Ernest était un peu dans la lune depuis cette affaire. Non pas parce qu’elle l’avait particulièrement marquée, mais, revenons au moment où il ramassa l’aiguille sur le sol. En se relevant, il se trouva nez à nez avec la jolie blonde demoiselle. Elle semblait horrifiée par l’accident qui venait d’arriver et tremblait de tout son corps, envahit par une émotion bien compréhensible. Puppa comprit qu’il était là, au bon moment. Il lui dit qu’elle avait besoin d’un remontant et se proposa de lui offrir à boire. Assis l’un en face de l’autre, attablé devant un verre de muscat sirupeux, ils firent plus ample connaissance.

Une idylle venait-elle de naître ?

« Alors Monsieur qu’a pas l’œil dans sa poche. Tu ne m’as pas encore donné de morale à cette triste histoire.

Puppa sortit de sa rêverie. Regarda Purbon et affirma.

- Ceci est une démonstration antithétique du Syllogisme ! »

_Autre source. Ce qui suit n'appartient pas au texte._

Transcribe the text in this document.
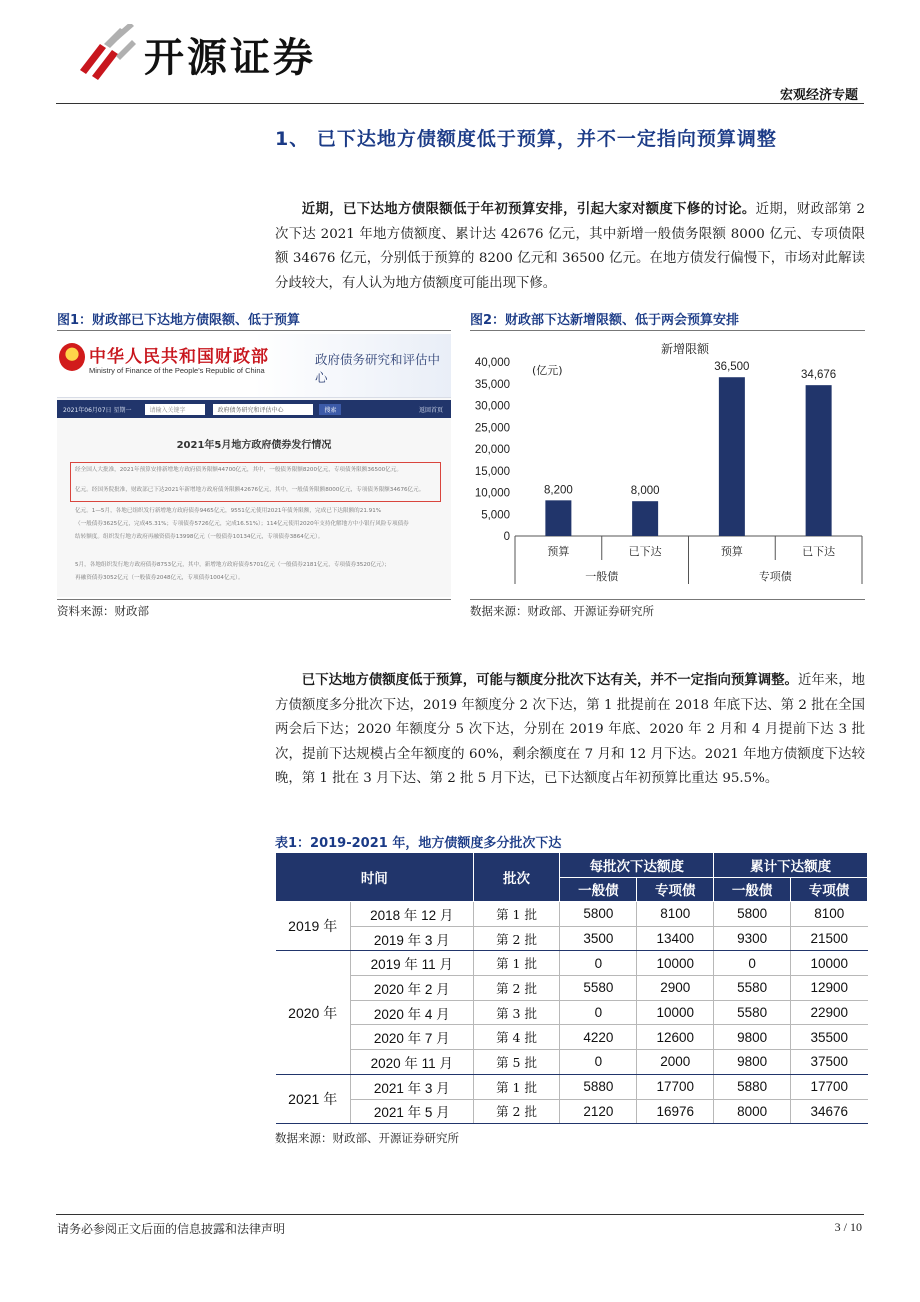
开源证券
宏观经济专题
1、 已下达地方债额度低于预算，并不一定指向预算调整
近期，已下达地方债限额低于年初预算安排，引起大家对额度下修的讨论。近期，财政部第 2 次下达 2021 年地方债额度、累计达 42676 亿元，其中新增一般债务限额 8000 亿元、专项债限额 34676 亿元，分别低于预算的 8200 亿元和 36500 亿元。在地方债发行偏慢下，市场对此解读分歧较大，有人认为地方债额度可能出现下修。
图1：财政部已下达地方债限额、低于预算	图2：财政部下达新增限额、低于两会预算安排
中华人民共和国财政部
Ministry of Finance of the People's Republic of China
政府债务研究和评估中心
2021年06月07日 星期一	请输入关键字	政府债务研究和评估中心	搜索	返回首页
2021年5月地方政府债券发行情况
经全国人大批准，2021年预算安排新增地方政府债务限额44700亿元，其中，一般债务限额8200亿元，专项债务限额36500亿元。
亿元。经国务院批准，财政部已下达2021年新增地方政府债务限额42676亿元，其中，一般债务限额8000亿元，专项债务限额34676亿元。
亿元。1—5月，各地已组织发行新增地方政府债券9465亿元，9551亿元使用2021年债务限额，完成已下达限额的21.91%
（一般债券3625亿元，完成45.31%；专项债券5726亿元，完成16.51%）；114亿元使用2020年支持化解地方中小银行风险专项债券
结转额度。组织发行地方政府再融资债券13998亿元（一般债券10134亿元，专项债券3864亿元）。
5月，各地组织发行地方政府债券8753亿元，其中，新增地方政府债券5701亿元（一般债券2181亿元，专项债券3520亿元）；
再融资债券3052亿元（一般债券2048亿元，专项债券1004亿元）。
新增限额
(亿元)
0
5,000
10,000
15,000
20,000
25,000
30,000
35,000
40,000
8,200
预算
8,000
已下达
36,500
预算
34,676
已下达
一般债	专项债
资料来源：财政部	数据来源：财政部、开源证券研究所
已下达地方债额度低于预算，可能与额度分批次下达有关，并不一定指向预算调整。近年来，地方债额度多分批次下达，2019 年额度分 2 次下达，第 1 批提前在 2018 年底下达、第 2 批在全国两会后下达；2020 年额度分 5 次下达，分别在 2019 年底、2020 年 2 月和 4 月提前下达 3 批次，提前下达规模占全年额度的 60%，剩余额度在 7 月和 12 月下达。2021 年地方债额度下达较晚，第 1 批在 3 月下达、第 2 批 5 月下达，已下达额度占年初预算比重达 95.5%。
表1：2019-2021 年，地方债额度多分批次下达
时间		批次	每批次下达额度		累计下达额度	
			一般债	专项债	一般债	专项债
2019 年	2018 年 12 月	第 1 批	5800	8100	5800	8100
	2019 年 3 月	第 2 批	3500	13400	9300	21500
2020 年	2019 年 11 月	第 1 批	0	10000	0	10000
	2020 年 2 月	第 2 批	5580	2900	5580	12900
	2020 年 4 月	第 3 批	0	10000	5580	22900
	2020 年 7 月	第 4 批	4220	12600	9800	35500
	2020 年 11 月	第 5 批	0	2000	9800	37500
2021 年	2021 年 3 月	第 1 批	5880	17700	5880	17700
	2021 年 5 月	第 2 批	2120	16976	8000	34676
数据来源：财政部、开源证券研究所
请务必参阅正文后面的信息披露和法律声明	3 / 10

Puis il tourna le dos à son collègue et quitta le commissariat.
Purbon resta bouche bée. Réfléchit quelques instants, puis, se précipita dans son bureau et se mit à fouiller dans ses affaires.
Mais, où avait-il bien pu ranger son dictionnaire ?

   

Note de l’auteur : Vous devez-vous demander chers lecteurs ce qu’il est advenu des futurs mariés. Et bien si vous disposez suffisamment de patience vous l’apprendrez dans l’une de mes prochaines histoires.